IF, as Gorsuch maintains, the coach was engaged in personal, private prayer, then the SCOTUS ruling breaks no new ground. Of course, personal, private prayer is permitted.
IF there’s a new case, and this time a coach is obviously not praying in private, then this case would not be precedent, would it?
Do you suppose the Republican justices could not get enough votes to support a case based on the facts? Do you suppose that’s why Gorsuch had to lie?
Who would Gorsuch lie to? The justices all have the same facts?
They clearly had to lie to rule the way they did, because if they had admitted it was public prayer, they would have had to rule against.
And that would have become a present for ruling against such public prayer in the future.
Why admit the facts if that will only hurt your efforts to eventually allow openly public praying in school, especially given that there is clearly no downside to lying?
They got away with it and no one is even calling for impeachment over this deception. I don’t even see people like Law professor Laurence Tribe calling for impeachment. Just ho hum tweets reminiscing about the good old days when justices didnt use “alternate facts” (aka lies) to a achieve their ideological goals.
Now that the Supreme Majority know they can simply call public prayer private and rule in favor , they will repeat the same pattern over and over until the public stop even noticing that there is any difference.
The facts, Constitution and logic are simply irrelevant to achieving their goal.
That’s the thing. Why didn’t they rule that public prayer is ok?
They had to pretend that a coach in the middle of a football field surrounded by players from both sides, announced in the local newspaper, immediately after a game, while he was still at work, is private.
It would have been easier to say public prayer is ok. The next time this comes up, they’ll have to do the same thing again. Or maybe, they’ll say “but if you pull our your prayer rug to talk to Allah, and have it announced from a minaret, rather than in the daily newspaper, then that’s public.”

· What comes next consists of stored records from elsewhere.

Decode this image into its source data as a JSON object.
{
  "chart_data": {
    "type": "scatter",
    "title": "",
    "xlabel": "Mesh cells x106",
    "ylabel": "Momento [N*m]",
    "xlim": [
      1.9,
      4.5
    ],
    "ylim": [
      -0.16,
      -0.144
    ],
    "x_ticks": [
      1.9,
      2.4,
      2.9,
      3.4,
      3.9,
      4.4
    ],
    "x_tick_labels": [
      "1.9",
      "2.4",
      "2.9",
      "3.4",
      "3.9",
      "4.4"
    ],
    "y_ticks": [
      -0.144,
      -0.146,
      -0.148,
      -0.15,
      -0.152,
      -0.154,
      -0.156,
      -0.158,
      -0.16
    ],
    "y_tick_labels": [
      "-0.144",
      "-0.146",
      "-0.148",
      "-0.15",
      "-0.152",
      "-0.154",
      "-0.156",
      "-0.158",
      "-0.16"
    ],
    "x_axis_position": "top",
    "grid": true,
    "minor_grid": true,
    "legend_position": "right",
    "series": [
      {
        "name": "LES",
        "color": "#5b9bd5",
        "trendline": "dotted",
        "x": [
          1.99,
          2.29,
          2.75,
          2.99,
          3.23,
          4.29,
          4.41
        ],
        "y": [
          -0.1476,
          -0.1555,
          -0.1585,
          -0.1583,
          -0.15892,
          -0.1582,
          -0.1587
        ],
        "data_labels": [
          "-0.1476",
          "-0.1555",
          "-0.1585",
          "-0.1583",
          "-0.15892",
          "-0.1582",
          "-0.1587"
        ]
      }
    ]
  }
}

Steve A, I think you’re right, the Court is giving itself wiggle room to rule against other faiths in similar situations.
This Supreme Court has selective memory which is quite dangerous. Simply refer to the Gideon Bible case to understand that every religion in the world will be clamoring to replicate what the coach did…. and more.

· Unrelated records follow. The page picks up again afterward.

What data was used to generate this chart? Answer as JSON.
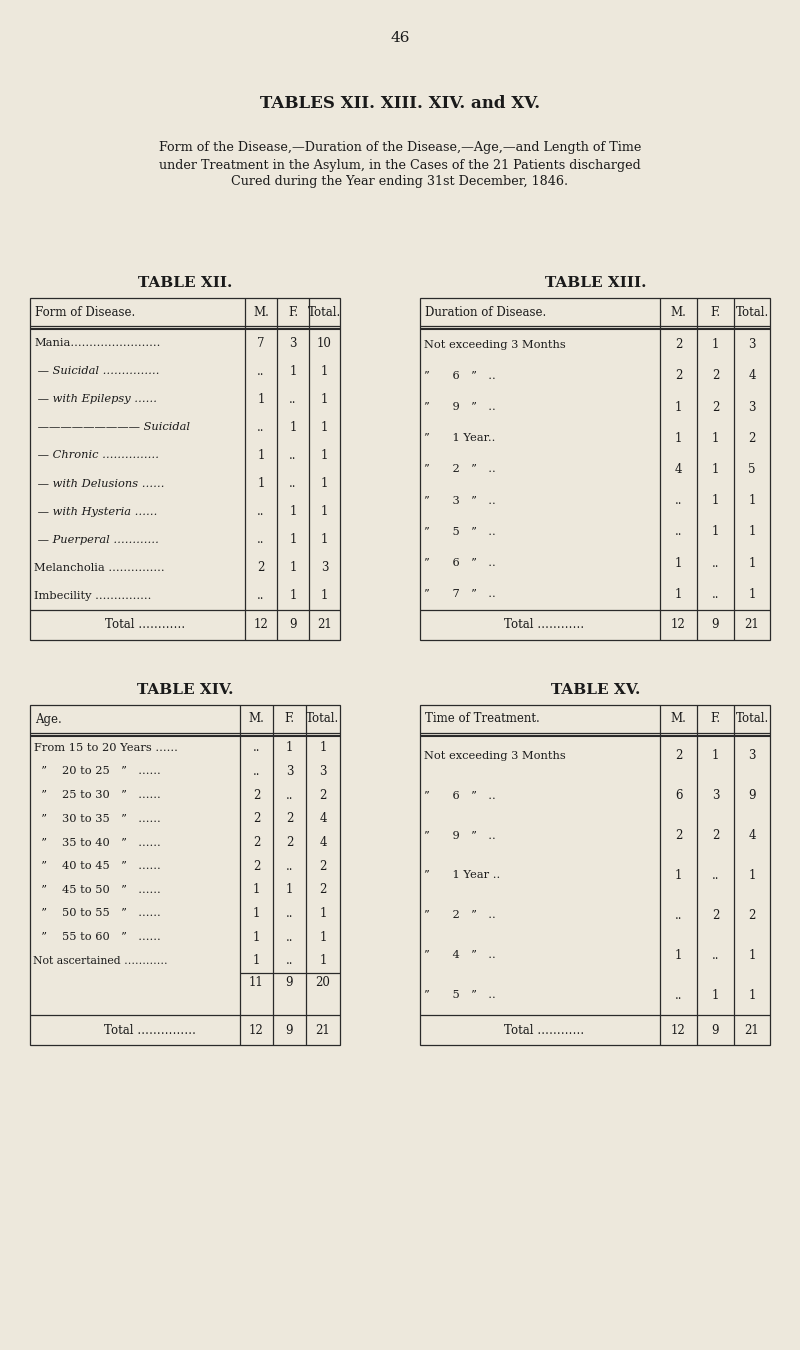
{
  "page_number": "46",
  "main_title": "TABLES XII. XIII. XIV. and XV.",
  "subtitle_lines": [
    "Form of the Disease,—Duration of the Disease,—Age,—and Length of Time",
    "under Treatment in the Asylum, in the Cases of the 21 Patients discharged",
    "Cured during the Year ending 31st December, 1846."
  ],
  "bg_color": "#ede8dc",
  "text_color": "#1a1a1a",
  "table12": {
    "title": "TABLE XII.",
    "header": [
      "Form of Disease.",
      "M.",
      "F.",
      "Total."
    ],
    "rows": [
      [
        "Mania……………………",
        "7",
        "3",
        "10"
      ],
      [
        " — Suicidal ……………",
        "..",
        "1",
        "1"
      ],
      [
        " — with Epilepsy ……",
        "1",
        "..",
        "1"
      ],
      [
        " ————————— Suicidal",
        "..",
        "1",
        "1"
      ],
      [
        " — Chronic ……………",
        "1",
        "..",
        "1"
      ],
      [
        " — with Delusions ……",
        "1",
        "..",
        "1"
      ],
      [
        " — with Hysteria ……",
        "..",
        "1",
        "1"
      ],
      [
        " — Puerperal …………",
        "..",
        "1",
        "1"
      ],
      [
        "Melancholia ……………",
        "2",
        "1",
        "3"
      ],
      [
        "Imbecility ……………",
        "..",
        "1",
        "1"
      ]
    ],
    "total_row": [
      "Total …………",
      "12",
      "9",
      "21"
    ]
  },
  "table13": {
    "title": "TABLE XIII.",
    "header": [
      "Duration of Disease.",
      "M.",
      "F.",
      "Total."
    ],
    "rows": [
      [
        "Not exceeding 3 Months",
        "2",
        "1",
        "3"
      ],
      [
        "”  6 ” ..",
        "2",
        "2",
        "4"
      ],
      [
        "”  9 ” ..",
        "1",
        "2",
        "3"
      ],
      [
        "”  1 Year..",
        "1",
        "1",
        "2"
      ],
      [
        "”  2 ” ..",
        "4",
        "1",
        "5"
      ],
      [
        "”  3 ” ..",
        "..",
        "1",
        "1"
      ],
      [
        "”  5 ” ..",
        "..",
        "1",
        "1"
      ],
      [
        "”  6 ” ..",
        "1",
        "..",
        "1"
      ],
      [
        "”  7 ” ..",
        "1",
        "..",
        "1"
      ]
    ],
    "total_row": [
      "Total …………",
      "12",
      "9",
      "21"
    ]
  },
  "table14": {
    "title": "TABLE XIV.",
    "header": [
      "Age.",
      "M.",
      "F.",
      "Total."
    ],
    "rows": [
      [
        "From 15 to 20 Years ……",
        "..",
        "1",
        "1"
      ],
      [
        "  ”  20 to 25 ” ……",
        "..",
        "3",
        "3"
      ],
      [
        "  ”  25 to 30 ” ……",
        "2",
        "..",
        "2"
      ],
      [
        "  ”  30 to 35 ” ……",
        "2",
        "2",
        "4"
      ],
      [
        "  ”  35 to 40 ” ……",
        "2",
        "2",
        "4"
      ],
      [
        "  ”  40 to 45 ” ……",
        "2",
        "..",
        "2"
      ],
      [
        "  ”  45 to 50 ” ……",
        "1",
        "1",
        "2"
      ],
      [
        "  ”  50 to 55 ” ……",
        "1",
        "..",
        "1"
      ],
      [
        "  ”  55 to 60 ” ……",
        "1",
        "..",
        "1"
      ]
    ],
    "subtotal_row": [
      "",
      "11",
      "9",
      "20"
    ],
    "notasc_row": [
      "Not ascertained …………",
      "1",
      "..",
      "1"
    ],
    "total_row": [
      "Total ……………",
      "12",
      "9",
      "21"
    ]
  },
  "table15": {
    "title": "TABLE XV.",
    "header": [
      "Time of Treatment.",
      "M.",
      "F.",
      "Total."
    ],
    "rows": [
      [
        "Not exceeding 3 Months",
        "2",
        "1",
        "3"
      ],
      [
        "”  6 ” ..",
        "6",
        "3",
        "9"
      ],
      [
        "”  9 ” ..",
        "2",
        "2",
        "4"
      ],
      [
        "”  1 Year ..",
        "1",
        "..",
        "1"
      ],
      [
        "”  2 ” ..",
        "..",
        "2",
        "2"
      ],
      [
        "”  4 ” ..",
        "1",
        "..",
        "1"
      ],
      [
        "”  5 ” ..",
        "..",
        "1",
        "1"
      ]
    ],
    "total_row": [
      "Total …………",
      "12",
      "9",
      "21"
    ]
  }
}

With the Gideon Bible attempted give away the courts stopped due to the complaints from many other religions who wanted their bible given away, not Gideons.
Once the battle begins among religions, it will escalate to the Taliban level.

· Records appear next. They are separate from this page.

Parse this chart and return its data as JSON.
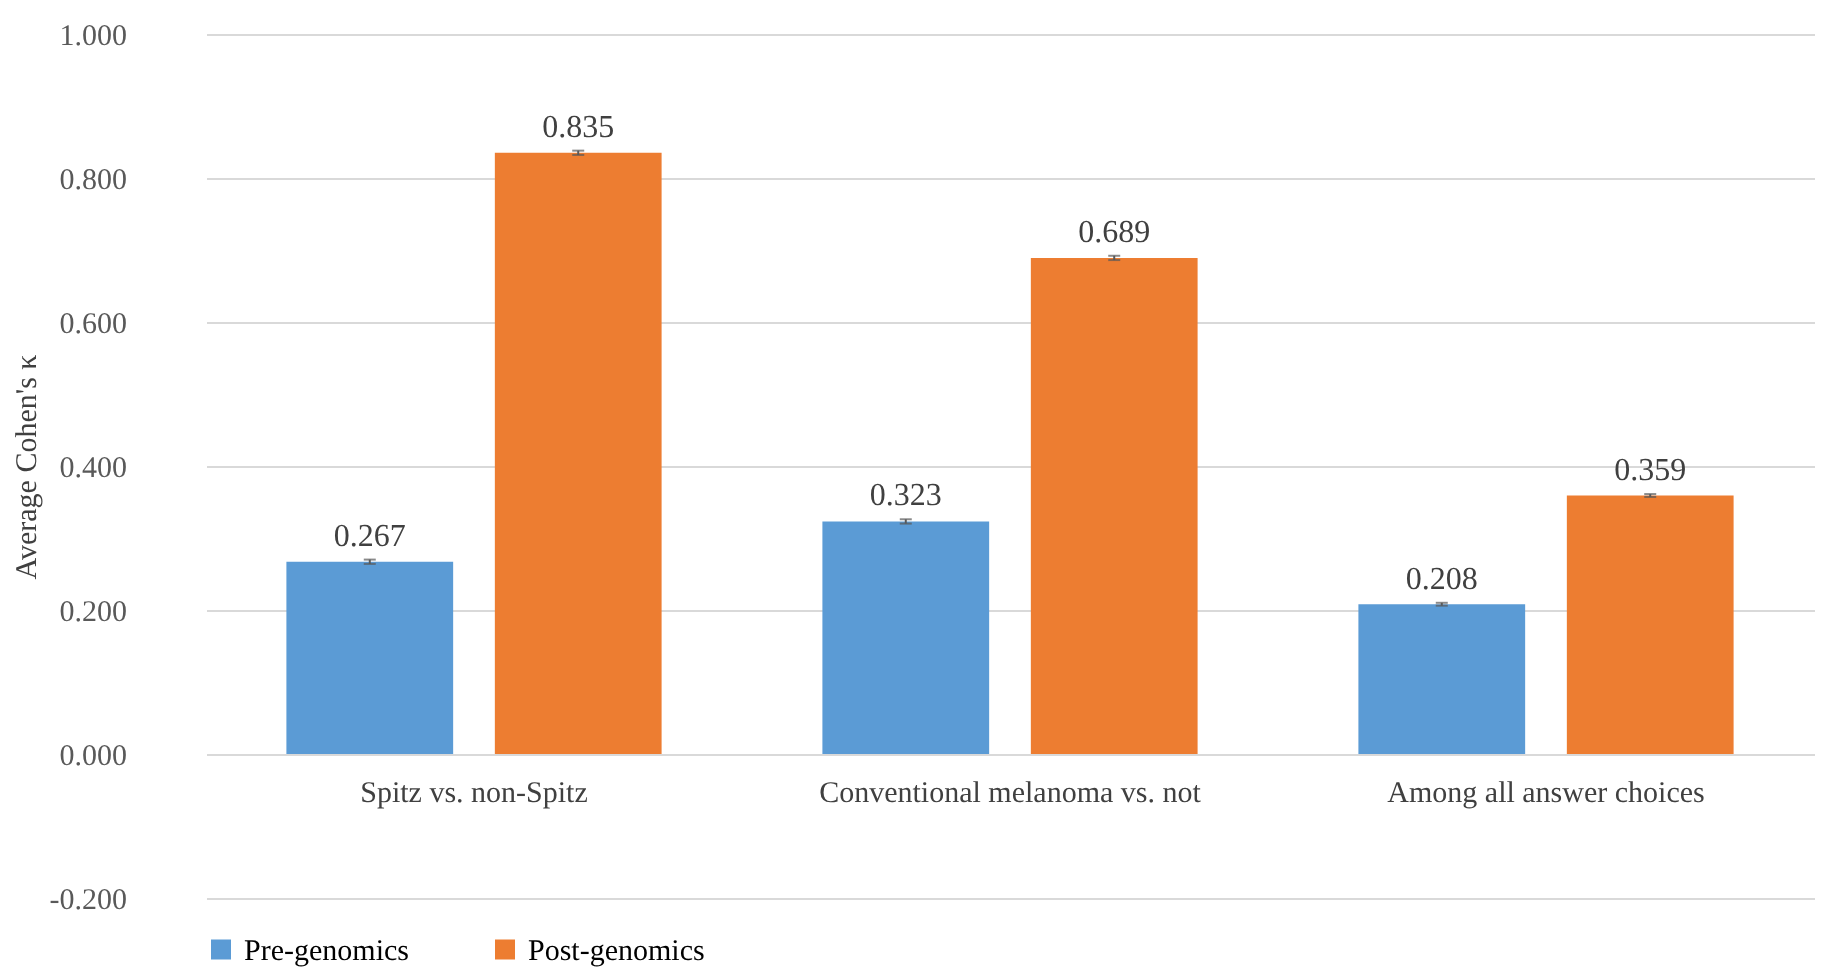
{
  "chart_data": {
    "type": "bar",
    "ylabel": "Average  Cohen's κ",
    "categories": [
      "Spitz vs. non-Spitz",
      "Conventional melanoma vs. not",
      "Among all answer choices"
    ],
    "series": [
      {
        "name": "Pre-genomics",
        "color": "#5b9bd5",
        "values": [
          0.267,
          0.323,
          0.208
        ],
        "errors": [
          0.003,
          0.003,
          0.002
        ]
      },
      {
        "name": "Post-genomics",
        "color": "#ed7d31",
        "values": [
          0.835,
          0.689,
          0.359
        ],
        "errors": [
          0.003,
          0.003,
          0.002
        ]
      }
    ],
    "ylim": [
      -0.2,
      1.0
    ],
    "yticks": [
      {
        "value": -0.2,
        "label": "-0.200"
      },
      {
        "value": 0,
        "label": "0.000"
      },
      {
        "value": 0.2,
        "label": "0.200"
      },
      {
        "value": 0.4,
        "label": "0.400"
      },
      {
        "value": 0.6,
        "label": "0.600"
      },
      {
        "value": 0.8,
        "label": "0.800"
      },
      {
        "value": 1.0,
        "label": "1.000"
      }
    ],
    "grid": "y",
    "legend": "bottom",
    "data_labels": true
  }
}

Here’s an explanation of the article I just sent you. It’s put into context as well.
>
Please relink the article. Thanks!
I keep thinking of Colin Kaeperknick, who has been unjustly punished by the NFL for taking a knee. NOT praying, but making a crucial political statement.
& yet…
The difference can be deduced from the recent media coverage about New Orleans Saint’s owner, Gayle Benson- her alleged service to the Catholic Church in its sex scandal and years prior, the lawsuit brought by a former employee against her, alleging racial discrimination.
How incredibly frightening, the Supreme Court now run by a majority willing to blatantly lie to accomplish their Christian, conservative, right wing agenda.